**1. Data Info **
We were provided a year SNS crawling data which were mainly about vitamin reviews SNS involved Facebook, Instagram, Naver Blog, Naver Cafe, Daum Blog, Daum Cafe, and Youtube
Data Count per Brands
- Aronamin Gold : 3,238 | Aronamin C+ : 1,118건 | Urusa : 12,330 | Impactamin : 3,099 | Centrum : 11,359
- Vitamins : 29,736, Nutrient Supplements : 56,959
Data Sample
SNS | Title | Contents | Address | Date |
---|---|---|---|---|
naver_blog | 찬찬약사.. | 아로나민 골드, 아로나민 씨플러스 많이 들어보셨죠?? ... | https://blog.naver.com/... | 2017#### |
2. Preprocessing
We removed Youtube because the data only contained URL and title of video, which are insufficient to analyze solid reviews.

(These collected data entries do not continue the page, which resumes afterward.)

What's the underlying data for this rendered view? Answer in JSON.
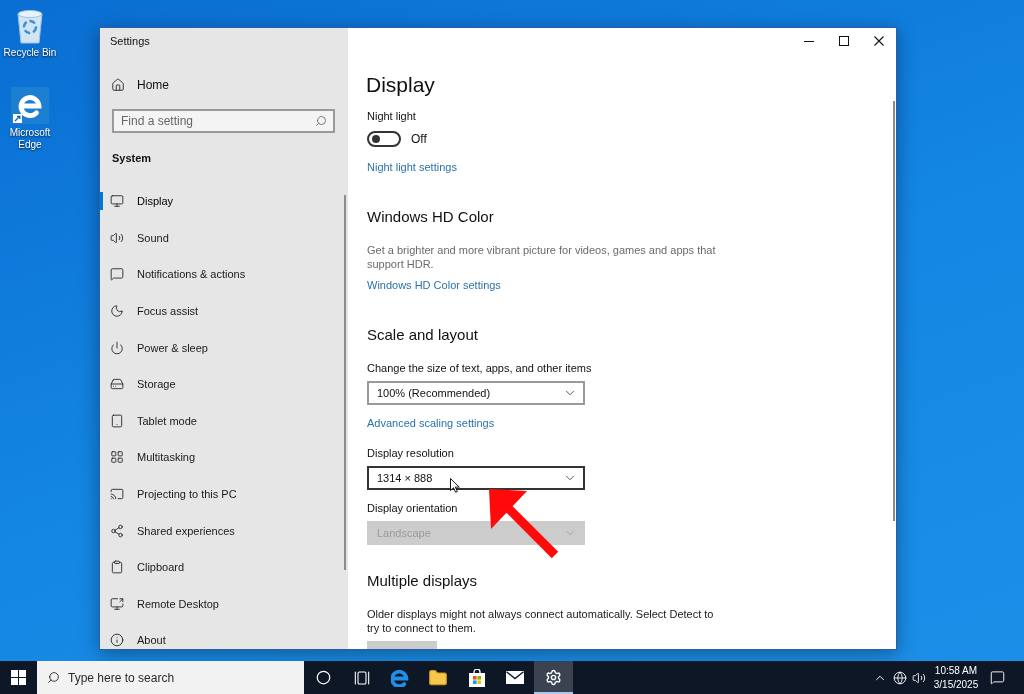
{
  "desktop": {
    "icons": [
      {
        "kind": "recycle_bin",
        "label": "Recycle Bin"
      },
      {
        "kind": "edge",
        "label": "Microsoft Edge"
      }
    ]
  },
  "window": {
    "title": "Settings"
  },
  "sidebar": {
    "home": "Home",
    "search": {
      "placeholder": "Find a setting"
    },
    "section": "System",
    "items": [
      {
        "kind": "display",
        "label": "Display",
        "selected": true
      },
      {
        "kind": "sound",
        "label": "Sound",
        "selected": false
      },
      {
        "kind": "notifications",
        "label": "Notifications & actions",
        "selected": false
      },
      {
        "kind": "focus",
        "label": "Focus assist",
        "selected": false
      },
      {
        "kind": "power",
        "label": "Power & sleep",
        "selected": false
      },
      {
        "kind": "storage",
        "label": "Storage",
        "selected": false
      },
      {
        "kind": "tablet",
        "label": "Tablet mode",
        "selected": false
      },
      {
        "kind": "multitasking",
        "label": "Multitasking",
        "selected": false
      },
      {
        "kind": "projecting",
        "label": "Projecting to this PC",
        "selected": false
      },
      {
        "kind": "shared",
        "label": "Shared experiences",
        "selected": false
      },
      {
        "kind": "clipboard",
        "label": "Clipboard",
        "selected": false
      },
      {
        "kind": "remote",
        "label": "Remote Desktop",
        "selected": false
      },
      {
        "kind": "about",
        "label": "About",
        "selected": false
      }
    ]
  },
  "page": {
    "title": "Display",
    "blocks": [
      {
        "kind": "label",
        "text": "Night light"
      },
      {
        "kind": "toggle",
        "on": false,
        "text": "Off"
      },
      {
        "kind": "link",
        "text": "Night light settings"
      },
      {
        "kind": "heading",
        "text": "Windows HD Color"
      },
      {
        "kind": "text",
        "muted": true,
        "text": "Get a brighter and more vibrant picture for videos, games and apps that support HDR."
      },
      {
        "kind": "link",
        "text": "Windows HD Color settings"
      },
      {
        "kind": "heading",
        "text": "Scale and layout"
      },
      {
        "kind": "label",
        "text": "Change the size of text, apps, and other items"
      },
      {
        "kind": "dropdown",
        "value": "100% (Recommended)",
        "hovered": false,
        "disabled": false
      },
      {
        "kind": "link",
        "text": "Advanced scaling settings"
      },
      {
        "kind": "label",
        "text": "Display resolution"
      },
      {
        "kind": "dropdown",
        "value": "1314 × 888",
        "hovered": true,
        "disabled": false
      },
      {
        "kind": "label",
        "text": "Display orientation"
      },
      {
        "kind": "dropdown",
        "value": "Landscape",
        "hovered": false,
        "disabled": true
      },
      {
        "kind": "heading",
        "text": "Multiple displays"
      },
      {
        "kind": "text",
        "muted": false,
        "text": "Older displays might not always connect automatically. Select Detect to try to connect to them."
      },
      {
        "kind": "button"
      }
    ]
  },
  "taskbar": {
    "search": {
      "placeholder": "Type here to search"
    },
    "apps": [
      {
        "kind": "cortana",
        "active": false
      },
      {
        "kind": "task_view",
        "active": false
      },
      {
        "kind": "edge",
        "active": false
      },
      {
        "kind": "explorer",
        "active": false
      },
      {
        "kind": "store",
        "active": false
      },
      {
        "kind": "mail",
        "active": false
      },
      {
        "kind": "settings",
        "active": true
      }
    ],
    "tray": {
      "time": "10:58 AM",
      "date": "3/15/2025"
    }
  }
}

We put the most priority on the subjectivity of reviews. We classified reviews based on subjectivity of contents.
1) Official Advertisement
Contents that the compnay voluntarily advertise their products through Facebook or official blogs
2) Unofficial Advertisement
Contents that certain customer or middleman to advertise
Removed ambiguous ones by visiting direct URL and reviewing real contents
ex) 'Hot-deal', 'Coupang', 'Group purchase'
3) Duplicates
Instagram Repost or Twitter Retweet
2-1. Simple analysis of brand impages after preprocessing We summarized the analysis below (in Korean) : https://docs.google.com/document/d/1j9fo8MiQO1yc5b-gLkDuwctuijfbbv4xHG0MZNV4y2g/edit?usp=sharing
3. Analysis
- Frequency analysis
1-1) Wordcloud: visualize based on simple token counts
1-2) TFIDF
- Association Rules
2-1) Apriori Association Rules
utilized _nims jupyter_ and _Comoran Tokenizer_ on preprocessed data to tokenize nouns held minimum threshold of _support_ as 0.05 held minimum thresholdl of _lift_ as 0.08
- Similarity Analysis
3-1) word2vec: word embedding
analyzed similarity between keywords of product name, important features (ex) side effects, smells) and advertisement actors
- Sentiment Analysis
4-1) KOSAC sentiment dictionary
utilized _Polarity_ dictionary of KOSAC sentiment dictionary
4. Results
4-1. Identify brand images and brand awareness
produced price score and image score
if several brands are correlated each other, we grouped them and analyzed differences
4-2. Identify customers' reactions on past advertisements
extracted the data that are related to advertisements
conducted similarity analysis by using word2vec on several keywords
4-3. Strategy of customization
Categorized prospective customer into 6 groups (ex) Kids, Pregnant women, Students...)
There were differences of highly-related nutrients between groups, which are important factors when selecting products.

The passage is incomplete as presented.